Tirer les leçons du refus de la lutte interne expliquant l’échec catastrophique du Labour de Corbyn

Le temps est venu de précipiter le pas. Le premier défi démocratique est la bataille pour l’ordre du jour du prochain conseil national à la fin mai. Il semble malheureusement acquis que la direction nationale ait fait son lit en gaspillant par exprès le prochain conseil national par un faux débat à vide. Elle est prête à ce mépris de la militance afin de laisser au parti parlementaire toute la latitude voulue sans référence à un plan contraignant et sans contrôle de sa base militante pour se contenter de sa politique communicationnelle habituelle de critique réactive à la marge et à la pièce qui laisse dans l’ombre l’alternative. On reconnaît la tactique électoraliste bien connue de chercher la majorité parlementaire sur la base du rejet du parti gouvernemental, plus moral que politique, afin de faire partie de l’alternance blanc bonnet bonnet blanc du parlementarisme stérile propre au capitalisme.

Faut-il s’en surprendre ? Pour reprendre les termes de la conclusion d’un bilan lucide de l’échec du Labour britannique de Jeremy Corbyn, qui était pourtant de toute une autre trempe que notre direction, « [i]l était toujours littéralement incroyable d’imaginer un programme radical réformiste de gauche, avec de nombreuses mesures contre les intérêts immédiats du capitalisme britannique et international, serait mis en oeuvre par un parti parlementaire qui était viscéralement opposé à ce programme. » (http://www.europe-solidaire.org/spip.php?article52227) Chez les Solidaires, on fait de la prévention programmatique pour éviter tout plan de transition radicale issu de la poussée irrésistible d’un mouvement à la « Momentum » regroupant les (jeunes) radicaux du Labour.
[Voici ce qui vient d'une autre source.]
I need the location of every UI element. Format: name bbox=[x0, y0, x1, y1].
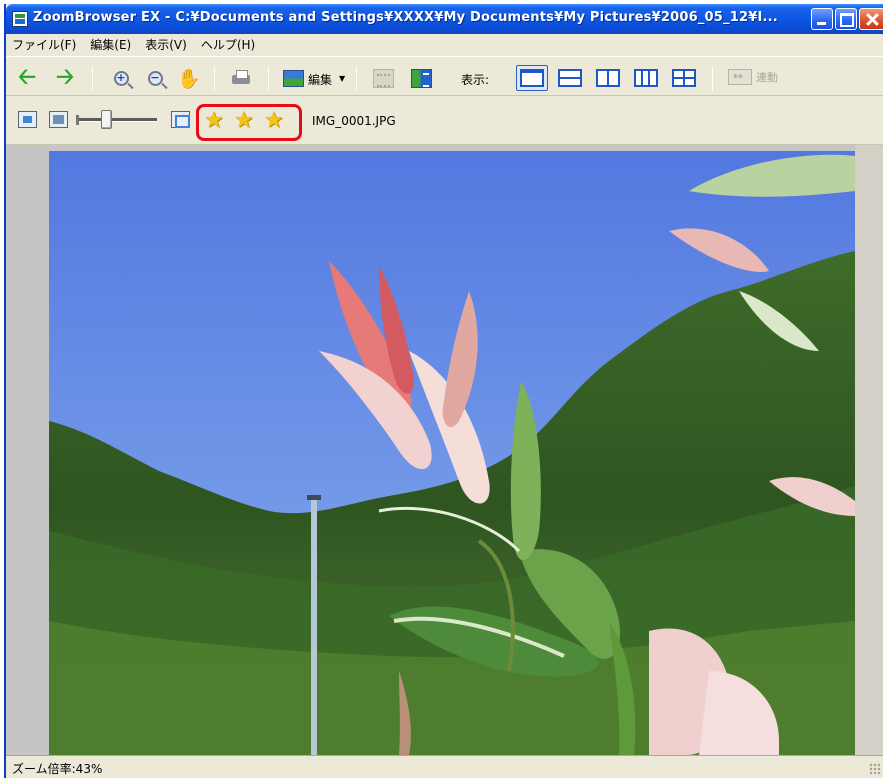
title-bar[interactable]: ZoomBrowser EX - C:¥Documents and Settin… bbox=[6, 4, 883, 34]
toolbar-separator bbox=[356, 67, 357, 91]
info-button[interactable] bbox=[410, 67, 432, 89]
single-view-icon bbox=[520, 69, 544, 87]
sync-label: 連動 bbox=[756, 71, 778, 84]
info-icon bbox=[410, 68, 432, 88]
image-viewer[interactable] bbox=[6, 145, 883, 755]
zoom-slider-handle[interactable] bbox=[101, 110, 112, 129]
back-button[interactable]: 🡠 bbox=[16, 67, 38, 89]
zoom-ratio-text: ズーム倍率:43% bbox=[12, 762, 103, 776]
star-icon[interactable]: ★ bbox=[234, 110, 254, 132]
menu-edit[interactable]: 編集(E) bbox=[90, 36, 131, 53]
horizontal-split-icon bbox=[558, 69, 582, 87]
toolbar-separator bbox=[712, 67, 713, 91]
zoom-out-button[interactable]: − bbox=[144, 67, 166, 89]
window-title: ZoomBrowser EX - C:¥Documents and Settin… bbox=[33, 10, 778, 25]
status-bar: ズーム倍率:43% bbox=[6, 755, 883, 778]
edit-menu-button[interactable] bbox=[282, 67, 304, 89]
photo bbox=[49, 151, 855, 755]
forward-button[interactable]: 🡢 bbox=[54, 67, 76, 89]
app-icon bbox=[12, 11, 28, 27]
app-window: ZoomBrowser EX - C:¥Documents and Settin… bbox=[4, 4, 883, 778]
menu-file[interactable]: ファイル(F) bbox=[12, 36, 76, 53]
main-toolbar: 🡠 🡢 + − ✋ 編集 ▼ 表示: ↔ 連動 bbox=[6, 56, 883, 96]
star-icon[interactable]: ★ bbox=[264, 110, 284, 132]
photo-image bbox=[49, 151, 855, 755]
image-toolbar: ★ ★ ★ IMG_0001.JPG bbox=[6, 97, 883, 145]
zoom-slider-track[interactable] bbox=[79, 118, 157, 122]
resize-grip[interactable] bbox=[869, 763, 881, 775]
sync-button[interactable]: 連動 bbox=[728, 69, 778, 85]
chevron-down-icon[interactable]: ▼ bbox=[339, 74, 345, 83]
zoom-in-icon: + bbox=[113, 70, 129, 86]
star-icon[interactable]: ★ bbox=[204, 110, 224, 132]
fit-window-icon[interactable] bbox=[18, 111, 37, 128]
frame-icon[interactable] bbox=[171, 111, 190, 128]
single-view-button[interactable] bbox=[516, 65, 548, 91]
zoom-out-icon: − bbox=[147, 70, 163, 86]
close-button[interactable] bbox=[859, 8, 883, 30]
quad-view-button[interactable] bbox=[668, 65, 700, 91]
hand-icon: ✋ bbox=[177, 67, 201, 90]
image-filename: IMG_0001.JPG bbox=[312, 114, 396, 128]
minimize-button[interactable] bbox=[811, 8, 833, 30]
hand-tool-button[interactable]: ✋ bbox=[177, 67, 201, 90]
menu-help[interactable]: ヘルプ(H) bbox=[201, 36, 255, 53]
display-mode-label: 表示: bbox=[461, 73, 490, 87]
viewer-right-border bbox=[855, 145, 883, 755]
forward-arrow-icon: 🡢 bbox=[56, 65, 74, 90]
zoom-in-button[interactable]: + bbox=[110, 67, 132, 89]
menu-view[interactable]: 表示(V) bbox=[145, 36, 187, 53]
slideshow-icon bbox=[372, 68, 394, 88]
print-button[interactable] bbox=[230, 67, 252, 89]
edit-button-label[interactable]: 編集 bbox=[308, 71, 332, 88]
three-column-icon bbox=[634, 69, 658, 87]
three-column-button[interactable] bbox=[630, 65, 662, 91]
toolbar-separator bbox=[268, 67, 269, 91]
toolbar-separator bbox=[214, 67, 215, 91]
printer-icon bbox=[230, 69, 252, 87]
actual-size-icon[interactable] bbox=[49, 111, 68, 128]
sync-icon bbox=[728, 69, 752, 85]
menu-bar: ファイル(F) 編集(E) 表示(V) ヘルプ(H) bbox=[6, 34, 883, 54]
back-arrow-icon: 🡠 bbox=[18, 65, 36, 90]
quad-view-icon bbox=[672, 69, 696, 87]
horizontal-split-button[interactable] bbox=[554, 65, 586, 91]
edit-image-icon bbox=[282, 69, 304, 87]
vertical-split-button[interactable] bbox=[592, 65, 624, 91]
maximize-button[interactable] bbox=[835, 8, 857, 30]
vertical-split-icon bbox=[596, 69, 620, 87]
slideshow-button[interactable] bbox=[372, 67, 394, 89]
toolbar-separator bbox=[92, 67, 93, 91]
Pour ne pas que Québec solidaire ne tombe dans l’ornière irrécupérable du « crétinisme parlementaire » comme le disait Lénine, il ne faut pas craindre de « … plonger le parti dans la guerre civile à tous les niveaux » ce qu’a refusé de faire la direction Corbyn contre le parti parlementaire afin de préserver l’unité du parti... et sceller sa propre défaite comme celle de son parti face au parti proto-fasciste Tory de Johnson.
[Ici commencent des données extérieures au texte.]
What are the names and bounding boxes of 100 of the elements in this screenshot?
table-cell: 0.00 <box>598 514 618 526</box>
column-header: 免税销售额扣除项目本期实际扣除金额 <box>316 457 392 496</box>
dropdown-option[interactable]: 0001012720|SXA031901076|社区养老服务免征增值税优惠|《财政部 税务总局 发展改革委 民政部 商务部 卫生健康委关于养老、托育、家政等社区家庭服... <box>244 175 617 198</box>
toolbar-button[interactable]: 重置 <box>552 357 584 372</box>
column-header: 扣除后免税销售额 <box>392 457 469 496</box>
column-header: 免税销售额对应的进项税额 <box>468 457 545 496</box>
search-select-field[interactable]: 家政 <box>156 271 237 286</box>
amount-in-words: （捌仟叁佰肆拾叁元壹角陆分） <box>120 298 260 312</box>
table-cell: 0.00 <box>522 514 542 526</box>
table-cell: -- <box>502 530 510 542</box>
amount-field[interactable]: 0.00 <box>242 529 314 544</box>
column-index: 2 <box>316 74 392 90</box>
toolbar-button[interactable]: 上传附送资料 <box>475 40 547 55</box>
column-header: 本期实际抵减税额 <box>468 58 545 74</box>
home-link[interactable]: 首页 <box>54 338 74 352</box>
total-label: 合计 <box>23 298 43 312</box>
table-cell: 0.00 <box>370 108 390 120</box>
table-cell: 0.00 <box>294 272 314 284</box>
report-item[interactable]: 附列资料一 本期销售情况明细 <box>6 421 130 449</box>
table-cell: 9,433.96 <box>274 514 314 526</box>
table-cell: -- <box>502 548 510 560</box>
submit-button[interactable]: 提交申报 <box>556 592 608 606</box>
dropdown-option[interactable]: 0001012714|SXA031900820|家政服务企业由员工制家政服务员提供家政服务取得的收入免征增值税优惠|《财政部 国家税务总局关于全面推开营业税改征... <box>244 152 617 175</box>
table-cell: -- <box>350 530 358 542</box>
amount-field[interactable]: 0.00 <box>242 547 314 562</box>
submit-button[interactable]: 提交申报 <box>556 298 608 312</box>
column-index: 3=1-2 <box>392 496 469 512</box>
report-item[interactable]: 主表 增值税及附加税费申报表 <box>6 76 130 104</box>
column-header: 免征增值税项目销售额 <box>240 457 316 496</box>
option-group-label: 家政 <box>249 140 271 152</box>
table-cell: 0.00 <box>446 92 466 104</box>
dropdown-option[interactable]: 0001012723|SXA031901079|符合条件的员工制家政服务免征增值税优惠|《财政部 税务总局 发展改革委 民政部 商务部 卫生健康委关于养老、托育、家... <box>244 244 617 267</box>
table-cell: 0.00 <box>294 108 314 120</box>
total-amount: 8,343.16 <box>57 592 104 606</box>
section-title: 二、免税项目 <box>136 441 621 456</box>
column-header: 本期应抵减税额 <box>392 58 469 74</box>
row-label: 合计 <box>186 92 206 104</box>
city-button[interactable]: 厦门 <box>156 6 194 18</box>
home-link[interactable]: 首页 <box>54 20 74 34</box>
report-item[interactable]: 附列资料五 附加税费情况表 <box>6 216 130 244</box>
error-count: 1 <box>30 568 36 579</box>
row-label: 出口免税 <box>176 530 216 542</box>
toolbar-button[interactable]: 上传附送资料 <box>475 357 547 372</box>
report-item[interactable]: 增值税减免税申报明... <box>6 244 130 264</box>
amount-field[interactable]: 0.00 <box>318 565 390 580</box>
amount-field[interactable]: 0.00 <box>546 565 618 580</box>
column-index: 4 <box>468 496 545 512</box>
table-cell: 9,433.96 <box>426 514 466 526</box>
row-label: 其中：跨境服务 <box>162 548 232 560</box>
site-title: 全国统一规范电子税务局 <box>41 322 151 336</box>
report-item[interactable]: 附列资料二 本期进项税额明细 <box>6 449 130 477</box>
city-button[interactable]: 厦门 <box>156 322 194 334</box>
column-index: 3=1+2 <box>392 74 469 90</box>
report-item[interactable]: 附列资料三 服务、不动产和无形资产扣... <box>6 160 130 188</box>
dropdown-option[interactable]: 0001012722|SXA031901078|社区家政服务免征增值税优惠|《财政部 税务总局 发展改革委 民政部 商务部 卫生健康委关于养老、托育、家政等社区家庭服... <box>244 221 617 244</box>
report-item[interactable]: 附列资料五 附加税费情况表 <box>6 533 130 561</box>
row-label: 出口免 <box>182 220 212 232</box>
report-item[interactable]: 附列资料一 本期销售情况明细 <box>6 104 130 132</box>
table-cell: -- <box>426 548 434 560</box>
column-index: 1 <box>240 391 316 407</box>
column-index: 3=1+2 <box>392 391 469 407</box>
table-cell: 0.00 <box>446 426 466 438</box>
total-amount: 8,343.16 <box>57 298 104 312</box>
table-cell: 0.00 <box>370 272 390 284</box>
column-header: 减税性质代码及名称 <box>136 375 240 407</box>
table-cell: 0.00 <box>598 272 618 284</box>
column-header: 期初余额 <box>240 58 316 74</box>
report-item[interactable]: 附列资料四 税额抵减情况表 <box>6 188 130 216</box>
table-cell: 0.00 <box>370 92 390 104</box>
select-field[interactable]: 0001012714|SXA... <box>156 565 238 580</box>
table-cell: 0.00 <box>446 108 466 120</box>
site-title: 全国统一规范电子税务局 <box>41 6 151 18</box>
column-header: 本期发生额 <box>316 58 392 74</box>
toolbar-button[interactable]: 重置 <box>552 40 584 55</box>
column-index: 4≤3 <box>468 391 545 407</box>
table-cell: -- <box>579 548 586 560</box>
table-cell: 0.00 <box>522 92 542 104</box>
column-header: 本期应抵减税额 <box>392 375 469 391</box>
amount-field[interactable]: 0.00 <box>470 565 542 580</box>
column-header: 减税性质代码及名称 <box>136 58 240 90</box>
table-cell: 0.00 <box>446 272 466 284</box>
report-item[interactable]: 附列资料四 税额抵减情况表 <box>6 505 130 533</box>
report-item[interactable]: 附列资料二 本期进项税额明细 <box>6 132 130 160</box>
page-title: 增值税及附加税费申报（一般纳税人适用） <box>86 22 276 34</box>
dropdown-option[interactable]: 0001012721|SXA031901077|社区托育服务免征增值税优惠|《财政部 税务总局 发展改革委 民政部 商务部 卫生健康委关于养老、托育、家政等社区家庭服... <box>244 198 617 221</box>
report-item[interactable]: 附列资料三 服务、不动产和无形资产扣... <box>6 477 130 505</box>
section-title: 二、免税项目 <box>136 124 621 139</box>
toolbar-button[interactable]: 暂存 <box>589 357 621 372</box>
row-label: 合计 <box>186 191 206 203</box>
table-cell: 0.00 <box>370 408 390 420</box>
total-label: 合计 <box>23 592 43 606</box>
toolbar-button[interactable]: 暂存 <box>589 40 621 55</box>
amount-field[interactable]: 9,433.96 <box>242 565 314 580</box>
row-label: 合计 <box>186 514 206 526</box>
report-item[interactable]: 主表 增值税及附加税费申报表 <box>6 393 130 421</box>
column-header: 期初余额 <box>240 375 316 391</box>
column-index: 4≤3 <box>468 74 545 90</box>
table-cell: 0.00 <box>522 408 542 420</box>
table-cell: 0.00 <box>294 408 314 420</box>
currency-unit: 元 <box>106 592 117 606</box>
Une telle contestation de fond de la direction du parti ne saurait se contenter de soulever la question démocratique pure, de la démocratie pour la démocratie. Car pourquoi tenter de tout chambouler si l’orientation politique est la bonne quitte à modifier certains aspects et à éviter certains pièges. C’est toute l’orientation capitaliste vert de l’antidémocratique plan de transition fabriqué par des « experts » acquis à la domination du « marché » et liés à la nébuleuse péquiste qui fait problème. Cette faille est d’autant plus abyssale que ce plan est, ou devrait être, le pilier socio-économique du projet de société Solidaire en lien avec le pilier indépendantiste politico-constitutionnel qui doit lui être indispensable comme rejet de l’axe financier-pétrolier Toronto-Calgary et du fédéralisme grand canadian et pro-impérialiste d’Ottawa. Pour arriver à temps, on doit comme la tortue de la fable partir maintenant. Comme le parti n’amorcera pas ce débat vital en préparation du prochain conseil national, il revient à notre propre nébuleuse autour des Solidaires pour la démocratie interne à le faire dès maintenant par exemple sur le modèle du débat sur les signes religieux en y ajoutant un débat écrit sur les réseaux sociaux et en le complétant par une bataille de l’ordre du jour.